8 bunga diketahui bahwa sektor industri dan perdagangan merupakan sektor yang paling terpengaruh oleh gejolak suku bunga. Oleh karena itu, penelitian ini memfokuskan bahasan pada sektor pertanian dan industri untuk melihat seberapa jauh perubahan kinerja produksi setelah adanya perbaikan kebijakan moneter yang dijalankan sejak tahun 1999. Transmisi moneter dilihat dari sisi permintaan agregat menurut sektor dan secara sekilas juga akan dilihat dari sisi penawaran agregatnya yang terwakili dari jalur kredit karena seperti yang dikatakan oleh aliran neostrukturalis bahwa kebijakan moneter juga ditransmisikan melalui penawaran agregat via suku bunga dan volume kredit. Dampak kebijakan moneter terhadap sektor riil dianalisis melalui jalurjalur transmisi yaitu jalur suku bunga, jalur harga aset dan jalur kredit. Jalur transmisi harga aset dibatasi pada pengaruh nilai tukar, sedangkan jalur kredit dibatasi pada jalur pinjaman bank (bank lending channel) karena jalur ini yang diperkirakan memberikan pengaruh yang relatif kuat terhadap pertumbuhan kinerja sektor riil. Kinerja sektor riil dianalisis dari indikator penggunaan kredit, kinerja investasi, ekspor, Produk Domestik Bruto, dan penyerapan tenaga kerja.

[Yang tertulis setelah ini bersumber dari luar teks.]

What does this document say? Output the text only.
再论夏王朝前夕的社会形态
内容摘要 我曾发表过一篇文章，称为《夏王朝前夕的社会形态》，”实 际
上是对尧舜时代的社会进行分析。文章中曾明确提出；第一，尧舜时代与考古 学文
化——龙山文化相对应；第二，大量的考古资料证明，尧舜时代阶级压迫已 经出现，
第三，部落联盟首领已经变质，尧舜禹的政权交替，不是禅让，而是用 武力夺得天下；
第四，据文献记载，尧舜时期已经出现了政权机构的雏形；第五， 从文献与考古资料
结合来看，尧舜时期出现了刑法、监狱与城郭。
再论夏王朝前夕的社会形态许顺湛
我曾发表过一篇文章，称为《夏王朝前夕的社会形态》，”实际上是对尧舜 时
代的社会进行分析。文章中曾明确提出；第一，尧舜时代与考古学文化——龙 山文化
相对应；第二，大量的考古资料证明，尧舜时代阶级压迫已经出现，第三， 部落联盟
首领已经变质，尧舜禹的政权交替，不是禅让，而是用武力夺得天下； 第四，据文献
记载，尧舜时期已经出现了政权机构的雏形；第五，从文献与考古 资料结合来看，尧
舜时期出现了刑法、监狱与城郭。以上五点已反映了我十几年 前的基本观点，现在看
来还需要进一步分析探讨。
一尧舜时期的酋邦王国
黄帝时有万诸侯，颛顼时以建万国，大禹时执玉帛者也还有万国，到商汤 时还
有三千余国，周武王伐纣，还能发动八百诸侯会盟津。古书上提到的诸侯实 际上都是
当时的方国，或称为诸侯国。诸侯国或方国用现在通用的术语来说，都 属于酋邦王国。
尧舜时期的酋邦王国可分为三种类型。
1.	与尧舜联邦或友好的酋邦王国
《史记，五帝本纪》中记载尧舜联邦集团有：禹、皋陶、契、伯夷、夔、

Sedangkan secara makro, digunakan lima indikator kinerja yaitu alokasi kredit total, investasi, ekspor, PDB dan tingkat pengangguran. Keterbatasan penelitian ini tampak pula pada perhitungan kinerja sektor riil yang diasumsikan hanya dipengaruhi oleh kebijakan moneter sedangkan kebijakan ekonomi lainnya seperti kebijakan fiskal dan faktor lain diluar moneter tidak diperhitungkan dalam penelitian ini. Dengan adanya keterbatasan dalam perolehan data, maka data time series yang akan digunakan dibatasi hanya untuk periode 1984-2005.